June 6, 2022
Is a slowing market challenging your peace of mind about retirement?
It’s no wonder why—losing wealth on the cusp of retirement can suddenly lower the quality of your post-career lifestyle.
And worst of all, it can seem unavoidable. If you turn 67 during a bear market, what are your options for avoiding a retirement disaster?
The first, most obvious solution is to keep working. Take the loss on the chin, push through, let the recovery buoy your savings, and retire at the top.
The drawbacks? It could delay your retirement by 3 to 5 years.
Even worse, you’ll then likely face the temptation to retire at the TOP of the next bull market. And if you don’t plan accordingly, your retirement savings and income could get hammered during the almost inevitable bear market that would follow.
The second, far more powerful strategy? Taper your risk as you approach retirement.
Why? Because it can make you far less vulnerable to market fluctuations. Whether you retire at the top or bottom of the market becomes less important for your retirement outcome.

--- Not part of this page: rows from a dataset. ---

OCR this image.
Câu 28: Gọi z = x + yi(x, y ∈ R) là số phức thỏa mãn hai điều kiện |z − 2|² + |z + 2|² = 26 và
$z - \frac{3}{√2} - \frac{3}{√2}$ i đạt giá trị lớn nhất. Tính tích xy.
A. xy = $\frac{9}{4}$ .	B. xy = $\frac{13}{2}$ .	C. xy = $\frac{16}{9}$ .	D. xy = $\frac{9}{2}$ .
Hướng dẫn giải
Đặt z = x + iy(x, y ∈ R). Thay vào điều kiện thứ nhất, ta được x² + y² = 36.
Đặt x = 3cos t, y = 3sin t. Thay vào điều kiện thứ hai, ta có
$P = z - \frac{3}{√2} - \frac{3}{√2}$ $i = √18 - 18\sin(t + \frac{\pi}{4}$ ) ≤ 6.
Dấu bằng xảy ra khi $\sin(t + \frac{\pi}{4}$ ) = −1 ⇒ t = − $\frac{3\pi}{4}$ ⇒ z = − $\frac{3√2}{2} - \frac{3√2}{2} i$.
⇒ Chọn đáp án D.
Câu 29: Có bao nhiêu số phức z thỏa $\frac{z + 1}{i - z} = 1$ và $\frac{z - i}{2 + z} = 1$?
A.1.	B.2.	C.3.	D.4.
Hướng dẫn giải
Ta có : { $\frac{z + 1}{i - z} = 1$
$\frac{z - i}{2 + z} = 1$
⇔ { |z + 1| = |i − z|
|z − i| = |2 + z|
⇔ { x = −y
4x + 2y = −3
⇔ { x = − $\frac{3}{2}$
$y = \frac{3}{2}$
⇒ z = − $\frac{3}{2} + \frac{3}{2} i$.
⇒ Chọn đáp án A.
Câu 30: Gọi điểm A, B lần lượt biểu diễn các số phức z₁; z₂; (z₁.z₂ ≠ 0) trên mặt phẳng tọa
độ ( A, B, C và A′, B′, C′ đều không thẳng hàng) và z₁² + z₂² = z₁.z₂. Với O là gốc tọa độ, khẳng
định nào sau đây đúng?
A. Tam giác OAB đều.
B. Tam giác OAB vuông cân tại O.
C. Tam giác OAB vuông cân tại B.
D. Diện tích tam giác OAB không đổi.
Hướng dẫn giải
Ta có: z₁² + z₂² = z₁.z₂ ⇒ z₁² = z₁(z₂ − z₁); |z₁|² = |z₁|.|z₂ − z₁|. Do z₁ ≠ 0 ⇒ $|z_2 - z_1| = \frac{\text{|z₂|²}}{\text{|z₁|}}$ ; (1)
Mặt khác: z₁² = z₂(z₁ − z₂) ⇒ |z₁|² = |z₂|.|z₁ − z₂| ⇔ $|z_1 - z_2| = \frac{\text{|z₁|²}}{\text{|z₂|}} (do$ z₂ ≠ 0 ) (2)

That’s why it’s absolutely essential to meet with a licensed and qualified financial professional ASAP. They can review your goals and situation to determine what level of risk works best for you. They can also help you taper your risk exposure as you get closer to retirement.
And if you’re ready to retire but skittish about the market, they can help you weigh the pros and cons of taking the plunge or waiting it out.